How's them consequences? ;-)
Ooo, a girl who speaks in hex - that could be the ultimate geek date, Ian. (I'm speaking in my daytime persona as a computer programmer now.) Do you have at least one character who finds that hexy? (Sorry, couldn't resist.)
For the ultimate revenge Sneerlip can overshadow the hero because he actually has a personality, causing readers to demand the author write HIS book... Hee!
Jody W.
Jody, that's just... EVIL! LOL
Why would Sneerlip care about Prissy? It seems to me that he's much more likely to try and ruin his old rival Hotstuff, and she'd be just a prawn.
Encouraging her to come to Almack's in an unsuitable dress would be a good start. *Someone* will have to explain the rules of society to the poor thing. Have him arrange it to be someone who can help her make a fool of herself. It probably won't need much.
What are Sneerlip's good sides? In which ways is he similar to Lord Hotstuff?
Those question might be the key to make her fall for him, find out what a cad he is, and then spurn *all* men displaying the same attributes - Hotstuff might be tall, dark and handsome, but if Sneerlip is, too, then getting Prissy to trust _him_ will be much more difficult.
And, of course, the romance will have a much harder time getting off the ground if Hotstuff arrrives drunk and bloody furious because he's just lost the ancestral home at the gaming table, which would never have happened if Sneerlip hadn't gotten him conveniently drunk.
One of my antagonists is working long-term revenge on an ex-teacher, and he does it by ruining his reputation as a teacher in a two-pronged attack - on the one hand, he tries to lure away students into a world of balls and dinners (It's not a Regency. I just borrow a little) and feeds them a narrative about how apprenticeships should be and how little Ilyakis measures up. On the other hand, he's bribed Ilyakis' housekeeper to make the stay of any student truly miserable. Anyone who starts an apprenticeship finds themselves with a long catalogue of overheated/damp rooms, early morning noises, badly-mended bedlinnen, ill seasoned food (just *their* plate, mind - how can you complain when your teacher praises his food and scoffs it down?) and, and, and. It takes my protagonist to cut through that, but at that point Ilyakis has several years of vanishing students and has almost lost faith in his abilities as a teacher...

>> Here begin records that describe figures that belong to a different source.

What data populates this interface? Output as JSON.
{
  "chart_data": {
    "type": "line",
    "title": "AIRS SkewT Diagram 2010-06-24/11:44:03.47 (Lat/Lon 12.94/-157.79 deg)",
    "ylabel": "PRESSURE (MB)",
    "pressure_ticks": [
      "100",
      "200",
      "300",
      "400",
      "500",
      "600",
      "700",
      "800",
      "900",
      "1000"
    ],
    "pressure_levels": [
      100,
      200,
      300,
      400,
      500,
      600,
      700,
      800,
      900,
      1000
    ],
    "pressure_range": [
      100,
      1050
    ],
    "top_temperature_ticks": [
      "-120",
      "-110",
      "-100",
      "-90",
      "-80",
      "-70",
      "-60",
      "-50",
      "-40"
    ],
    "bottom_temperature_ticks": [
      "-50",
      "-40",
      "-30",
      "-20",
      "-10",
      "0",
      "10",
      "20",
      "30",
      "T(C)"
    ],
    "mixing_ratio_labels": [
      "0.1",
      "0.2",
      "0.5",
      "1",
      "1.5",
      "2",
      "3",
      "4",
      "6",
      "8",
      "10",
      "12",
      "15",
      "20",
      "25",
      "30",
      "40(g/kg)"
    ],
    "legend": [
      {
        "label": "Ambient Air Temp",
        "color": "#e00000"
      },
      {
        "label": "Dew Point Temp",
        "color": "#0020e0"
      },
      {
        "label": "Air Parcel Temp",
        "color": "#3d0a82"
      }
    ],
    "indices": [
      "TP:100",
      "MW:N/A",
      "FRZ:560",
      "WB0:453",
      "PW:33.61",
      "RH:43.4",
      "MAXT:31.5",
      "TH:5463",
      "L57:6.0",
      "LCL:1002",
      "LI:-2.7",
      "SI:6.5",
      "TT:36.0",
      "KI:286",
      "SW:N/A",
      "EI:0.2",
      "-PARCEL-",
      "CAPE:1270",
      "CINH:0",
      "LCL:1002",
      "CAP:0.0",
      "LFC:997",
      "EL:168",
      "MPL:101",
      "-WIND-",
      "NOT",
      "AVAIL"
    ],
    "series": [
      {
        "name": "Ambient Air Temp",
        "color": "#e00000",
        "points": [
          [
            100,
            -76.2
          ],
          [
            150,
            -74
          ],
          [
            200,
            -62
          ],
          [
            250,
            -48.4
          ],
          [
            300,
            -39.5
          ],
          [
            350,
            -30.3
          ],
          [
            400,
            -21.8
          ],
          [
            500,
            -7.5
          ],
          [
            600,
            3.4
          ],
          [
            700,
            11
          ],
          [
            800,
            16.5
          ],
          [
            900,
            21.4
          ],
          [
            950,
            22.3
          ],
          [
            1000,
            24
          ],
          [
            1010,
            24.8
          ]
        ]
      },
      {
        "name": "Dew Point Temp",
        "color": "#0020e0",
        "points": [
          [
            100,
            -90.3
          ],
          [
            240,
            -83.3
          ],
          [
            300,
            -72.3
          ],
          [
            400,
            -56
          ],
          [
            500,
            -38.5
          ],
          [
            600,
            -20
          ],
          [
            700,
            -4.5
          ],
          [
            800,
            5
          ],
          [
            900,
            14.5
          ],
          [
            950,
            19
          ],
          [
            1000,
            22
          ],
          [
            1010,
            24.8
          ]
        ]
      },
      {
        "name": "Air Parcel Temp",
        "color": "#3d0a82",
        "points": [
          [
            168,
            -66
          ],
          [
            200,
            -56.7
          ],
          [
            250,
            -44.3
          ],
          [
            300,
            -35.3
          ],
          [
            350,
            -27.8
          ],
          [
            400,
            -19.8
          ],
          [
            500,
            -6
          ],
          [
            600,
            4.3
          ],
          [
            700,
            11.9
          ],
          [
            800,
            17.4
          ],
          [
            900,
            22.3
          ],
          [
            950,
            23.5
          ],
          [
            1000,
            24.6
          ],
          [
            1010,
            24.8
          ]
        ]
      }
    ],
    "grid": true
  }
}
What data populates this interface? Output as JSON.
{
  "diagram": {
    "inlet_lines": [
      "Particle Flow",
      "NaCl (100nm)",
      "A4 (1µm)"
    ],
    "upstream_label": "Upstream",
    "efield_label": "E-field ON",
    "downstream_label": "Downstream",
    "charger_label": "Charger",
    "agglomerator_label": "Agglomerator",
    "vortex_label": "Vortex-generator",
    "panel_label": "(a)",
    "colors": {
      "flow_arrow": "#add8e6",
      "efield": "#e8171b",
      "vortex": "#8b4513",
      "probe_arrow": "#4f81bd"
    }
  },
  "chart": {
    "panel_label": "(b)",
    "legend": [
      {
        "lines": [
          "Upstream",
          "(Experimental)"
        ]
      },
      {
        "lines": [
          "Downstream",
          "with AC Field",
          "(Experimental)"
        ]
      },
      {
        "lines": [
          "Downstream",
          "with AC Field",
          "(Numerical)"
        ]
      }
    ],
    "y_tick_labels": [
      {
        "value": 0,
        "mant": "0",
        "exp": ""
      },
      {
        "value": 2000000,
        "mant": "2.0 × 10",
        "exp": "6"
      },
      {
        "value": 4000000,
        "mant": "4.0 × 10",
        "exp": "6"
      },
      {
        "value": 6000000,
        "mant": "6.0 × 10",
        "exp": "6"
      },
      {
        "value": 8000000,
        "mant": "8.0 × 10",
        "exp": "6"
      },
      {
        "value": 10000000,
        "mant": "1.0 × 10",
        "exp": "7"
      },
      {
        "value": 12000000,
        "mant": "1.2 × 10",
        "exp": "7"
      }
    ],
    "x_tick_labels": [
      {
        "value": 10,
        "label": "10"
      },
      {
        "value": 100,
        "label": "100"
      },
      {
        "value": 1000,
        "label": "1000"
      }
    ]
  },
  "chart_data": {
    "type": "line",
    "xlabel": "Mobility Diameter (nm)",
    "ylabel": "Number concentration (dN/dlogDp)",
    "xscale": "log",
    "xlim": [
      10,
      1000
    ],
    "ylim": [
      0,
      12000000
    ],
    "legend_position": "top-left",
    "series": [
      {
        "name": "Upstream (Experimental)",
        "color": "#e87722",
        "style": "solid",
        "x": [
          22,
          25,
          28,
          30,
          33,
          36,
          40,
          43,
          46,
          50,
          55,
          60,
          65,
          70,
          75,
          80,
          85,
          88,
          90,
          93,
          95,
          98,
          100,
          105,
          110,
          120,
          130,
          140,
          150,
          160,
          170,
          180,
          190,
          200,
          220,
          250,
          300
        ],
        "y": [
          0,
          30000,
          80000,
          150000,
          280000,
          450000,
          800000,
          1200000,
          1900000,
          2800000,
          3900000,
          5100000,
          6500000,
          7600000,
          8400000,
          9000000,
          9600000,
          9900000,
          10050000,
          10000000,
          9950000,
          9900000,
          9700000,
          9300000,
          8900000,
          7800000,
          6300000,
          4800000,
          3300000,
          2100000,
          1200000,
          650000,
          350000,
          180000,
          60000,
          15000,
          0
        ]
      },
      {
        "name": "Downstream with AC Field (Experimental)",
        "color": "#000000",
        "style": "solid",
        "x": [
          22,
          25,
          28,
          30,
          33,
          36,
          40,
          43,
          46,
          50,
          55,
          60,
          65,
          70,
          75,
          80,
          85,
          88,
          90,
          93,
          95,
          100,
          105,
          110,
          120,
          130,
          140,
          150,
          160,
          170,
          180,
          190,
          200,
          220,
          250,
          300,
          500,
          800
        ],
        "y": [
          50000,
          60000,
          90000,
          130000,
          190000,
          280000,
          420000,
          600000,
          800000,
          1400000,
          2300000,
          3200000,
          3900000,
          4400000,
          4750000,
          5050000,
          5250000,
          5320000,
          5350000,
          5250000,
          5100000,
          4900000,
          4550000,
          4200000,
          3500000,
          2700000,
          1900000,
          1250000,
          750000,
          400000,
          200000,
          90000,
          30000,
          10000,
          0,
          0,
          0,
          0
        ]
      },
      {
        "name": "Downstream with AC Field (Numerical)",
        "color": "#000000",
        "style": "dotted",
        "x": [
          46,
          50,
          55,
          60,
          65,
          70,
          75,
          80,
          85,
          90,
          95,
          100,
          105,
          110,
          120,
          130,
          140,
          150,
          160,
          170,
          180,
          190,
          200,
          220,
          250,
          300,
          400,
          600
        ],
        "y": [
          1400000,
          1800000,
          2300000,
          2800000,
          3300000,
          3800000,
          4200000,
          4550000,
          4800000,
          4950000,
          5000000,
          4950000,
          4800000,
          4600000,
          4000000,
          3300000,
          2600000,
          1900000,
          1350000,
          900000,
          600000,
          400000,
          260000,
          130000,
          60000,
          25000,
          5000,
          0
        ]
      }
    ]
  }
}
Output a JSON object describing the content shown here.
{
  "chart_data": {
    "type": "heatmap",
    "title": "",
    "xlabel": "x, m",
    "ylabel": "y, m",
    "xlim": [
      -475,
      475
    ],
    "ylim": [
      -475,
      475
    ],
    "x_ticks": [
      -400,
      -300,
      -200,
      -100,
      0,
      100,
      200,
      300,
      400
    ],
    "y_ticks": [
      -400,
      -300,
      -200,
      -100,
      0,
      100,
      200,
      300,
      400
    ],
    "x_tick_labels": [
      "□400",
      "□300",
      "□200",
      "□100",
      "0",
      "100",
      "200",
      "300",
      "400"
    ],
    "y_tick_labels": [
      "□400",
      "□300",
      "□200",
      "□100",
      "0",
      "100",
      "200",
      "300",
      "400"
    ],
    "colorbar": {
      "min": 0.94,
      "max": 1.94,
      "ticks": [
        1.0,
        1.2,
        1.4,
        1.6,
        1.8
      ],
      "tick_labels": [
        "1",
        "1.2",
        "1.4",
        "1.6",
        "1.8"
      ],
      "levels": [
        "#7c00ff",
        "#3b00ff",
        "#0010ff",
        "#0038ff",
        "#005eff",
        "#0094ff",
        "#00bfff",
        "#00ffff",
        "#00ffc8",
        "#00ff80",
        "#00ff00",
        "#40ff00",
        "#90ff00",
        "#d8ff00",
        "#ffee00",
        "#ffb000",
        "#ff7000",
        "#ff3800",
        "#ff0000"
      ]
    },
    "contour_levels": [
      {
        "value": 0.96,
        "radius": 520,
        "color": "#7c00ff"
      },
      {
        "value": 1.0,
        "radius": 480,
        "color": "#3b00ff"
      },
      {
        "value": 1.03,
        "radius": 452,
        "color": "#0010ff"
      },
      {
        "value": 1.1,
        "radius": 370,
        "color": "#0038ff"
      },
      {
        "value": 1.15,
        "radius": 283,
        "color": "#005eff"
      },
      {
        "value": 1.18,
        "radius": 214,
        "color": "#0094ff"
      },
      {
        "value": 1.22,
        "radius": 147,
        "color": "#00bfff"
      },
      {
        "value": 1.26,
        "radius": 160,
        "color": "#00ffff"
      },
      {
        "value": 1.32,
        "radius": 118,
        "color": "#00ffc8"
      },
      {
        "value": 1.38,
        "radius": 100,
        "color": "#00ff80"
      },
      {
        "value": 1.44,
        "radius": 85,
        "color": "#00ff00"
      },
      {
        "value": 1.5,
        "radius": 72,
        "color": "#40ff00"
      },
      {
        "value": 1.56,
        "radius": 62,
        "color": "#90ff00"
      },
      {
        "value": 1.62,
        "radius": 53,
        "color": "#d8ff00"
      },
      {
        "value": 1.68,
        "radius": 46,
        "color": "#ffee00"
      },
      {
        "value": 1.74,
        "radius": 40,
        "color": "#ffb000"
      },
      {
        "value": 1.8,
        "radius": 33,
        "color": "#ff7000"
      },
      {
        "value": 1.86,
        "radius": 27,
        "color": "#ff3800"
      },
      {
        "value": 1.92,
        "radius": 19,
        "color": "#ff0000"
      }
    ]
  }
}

Prissy would be a crustacean? LOL
Sorry, I get my jollies from typoes like that. ;-)
Seriously, I think you did that very well.
Flat Stanley was one of my favorite stories when I was going up. Well, if I'm being completely honest, I still have the book it was in and read it at least once a year. It's a regression thing. Probably why I reread my Nancy Drew books.
Glad to know I'm not the only one who remembers that story!